I am very confused about the conflicting descriptions on creating/mapping/transfering of memory buffers.

From reading the Khronos spec, I see two main ways of doing it. First is without mapping:

init()
{
    mem_object = clCreateBuffer(...);
    host_ptr = malloc(...); /* or just an array */
}

loop()
{
    (write stuff to host_ptr buffer)
    clEnqueueWriteBuffer(..., mem_object, ..., host_ptr, ...);
    clEnqueueNDRangeKernel(...);
}

Second is with mapping. From what I understand, the spec dictates that I unmap after using the host pointer, so for a loop I would map, write (or read), unmap, execute kernel, and then start over from the beginning:

init()
{
    mem_object = clCreateBuffer(...);
}

loop()
{
    host_ptr = clEnqueueMapBuffer(..., mem_object, ...);
    (write stuff to host_ptr buffer)
    clEnqueueUnmapMemObject(..., mem_object, host_ptr, ...);
    clEnqueueNDRangeKernel(...);
}

I’m with you this far. But when reading nvidia’s Best Practices, section 3.1.1 about pinned memory, I’m given a third variant that is a mix of the two:

init()
{
    mem_object = clCreateBuffer(..., CL_MEM_ALLOC_HOST_PTR, ...);
    host_ptr = clEnqueueMapBuffer(..., mem_object, ...);
}

loop()
{
    (write stuff to host_ptr buffer)
    clEnqueueWriteBuffer(..., mem_object, ..., host_ptr, ...);
    clEnqueueNDRangeKernel(...);
}

No matter how I read the spec, I can only end up with the conclusion they violate it here. They map the buffer and leave it mapped. And while mapped they do clEnqueueWriteBuffer(). Citing the spec for clEnqueueMapBuffer: “The contents of the regions of a memory object mapped for writing (i.e. CL_MAP_WRITE is set in map_flags argument to clEnqueueMapBuffer or clEnqueueMapImage) are considered to be undefined until this region is unmapped. Reads and writes by a kernel executing on a device to a memory region(s) mapped for writing are undefined.”

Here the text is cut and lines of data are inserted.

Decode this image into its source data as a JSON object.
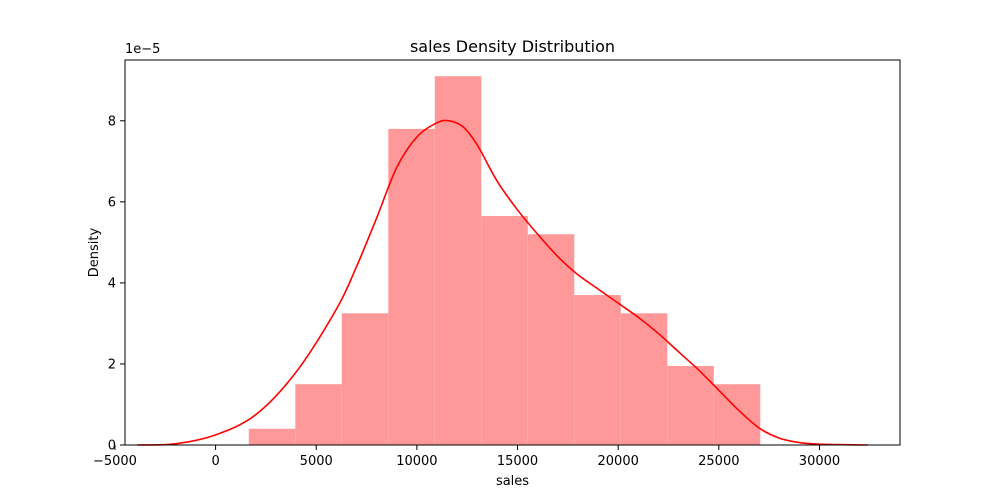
{
  "chart_data": {
    "type": "bar",
    "title": "sales Density Distribution",
    "xlabel": "sales",
    "ylabel": "Density",
    "y_scale_label": "1e−5",
    "y_scale": 1e-05,
    "xlim": [
      -4500,
      34000
    ],
    "ylim": [
      0,
      9.5
    ],
    "x_ticks": [
      -5000,
      0,
      5000,
      10000,
      15000,
      20000,
      25000,
      30000
    ],
    "y_ticks": [
      0,
      2,
      4,
      6,
      8
    ],
    "x_tick_labels": [
      "−5000",
      "0",
      "5000",
      "10000",
      "15000",
      "20000",
      "25000",
      "30000"
    ],
    "y_tick_labels": [
      "0",
      "2",
      "4",
      "6",
      "8"
    ],
    "grid": false,
    "histogram": {
      "bin_edges": [
        1650,
        3960,
        6270,
        8580,
        10890,
        13200,
        15510,
        17820,
        20130,
        22440,
        24750,
        27060
      ],
      "density": [
        0.4,
        1.5,
        3.25,
        7.8,
        9.1,
        5.65,
        5.2,
        3.7,
        3.25,
        1.95,
        1.5
      ],
      "color": "#ff9999"
    },
    "kde": {
      "color": "#ff0000",
      "x": [
        -3900,
        -2000,
        0,
        2000,
        4000,
        6000,
        7000,
        8000,
        9000,
        10000,
        11000,
        11600,
        12300,
        13000,
        14000,
        15000,
        16000,
        17000,
        18000,
        19000,
        20000,
        21000,
        22000,
        23000,
        24000,
        25000,
        26000,
        27000,
        28000,
        29000,
        30000,
        31000,
        32400
      ],
      "y": [
        0.0,
        0.03,
        0.25,
        0.75,
        1.8,
        3.35,
        4.4,
        5.6,
        6.85,
        7.6,
        7.95,
        8.0,
        7.85,
        7.4,
        6.5,
        5.8,
        5.2,
        4.65,
        4.2,
        3.85,
        3.5,
        3.15,
        2.75,
        2.3,
        1.85,
        1.35,
        0.85,
        0.42,
        0.17,
        0.06,
        0.02,
        0.01,
        0.0
      ]
    }
  }
}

and “The behavior of OpenCL function calls that enqueue commands that write or copy to regions of a memory object that are mapped is undefined.”

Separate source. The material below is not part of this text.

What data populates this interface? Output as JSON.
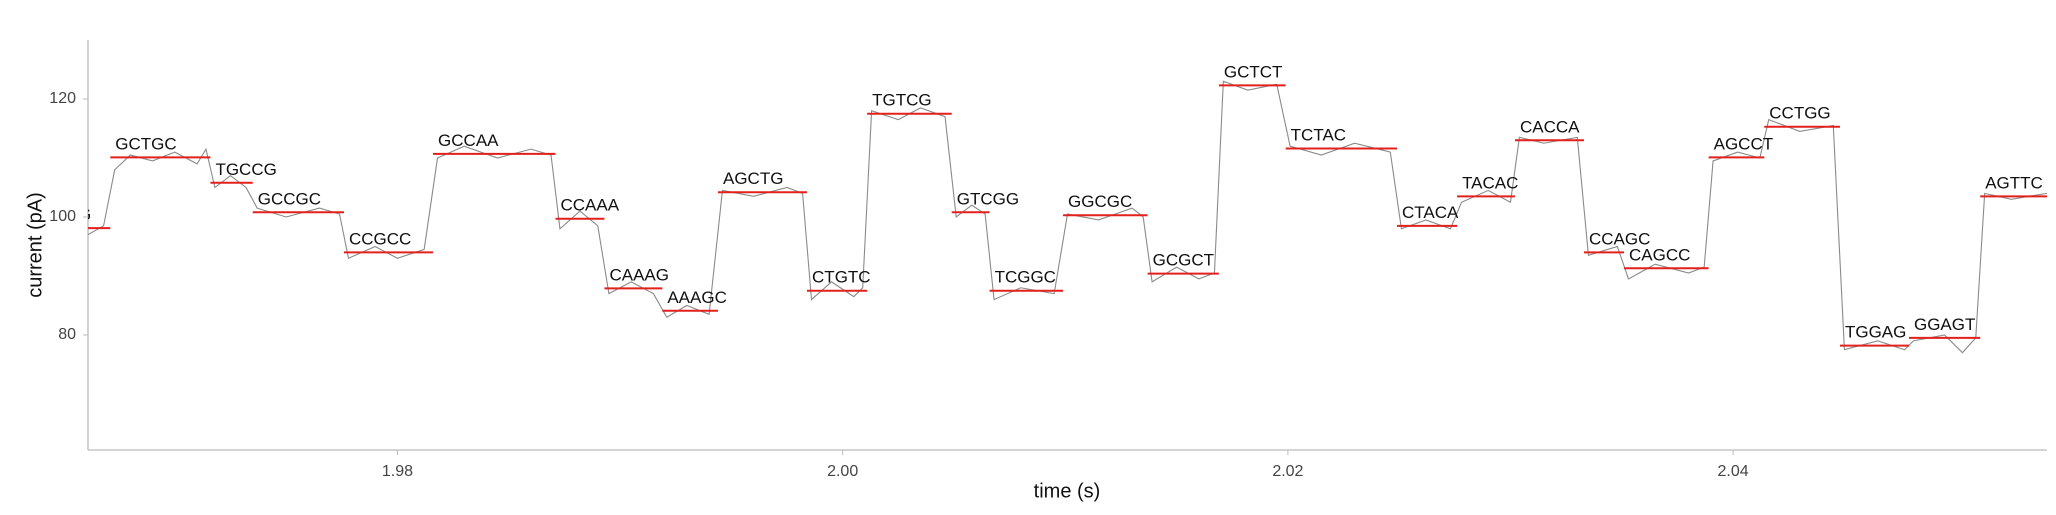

So are they teaching us to violate the spec or am I reading it wrong? The reason I ask is we have done it the “nvidia way” so far, but on several fresh versions of AMD drivers, this will segfault. If we change the code to the first, non-mapped, alternative above, it ceases to segfault.

Thanks for any insights.

I think I found the problem… it was me reading nvidia wrong. The following is what they actually recommend:

init()
{
    pinned_mem = clCreateBuffer(..., CL_MEM_ALLOC_HOST_PTR, ...);
    device_mem = clCreateBuffer(...);
    host_ptr = clEnqueueMapBuffer(..., pinned_mem, ...);
}

loop()
{
    (write stuff to host_ptr buffer)
    clEnqueueWriteBuffer(..., device_mem, ..., host_ptr, ...);
    clEnqueueNDRangeKernel(...);
}

I’m hoping this will put an end to our problems.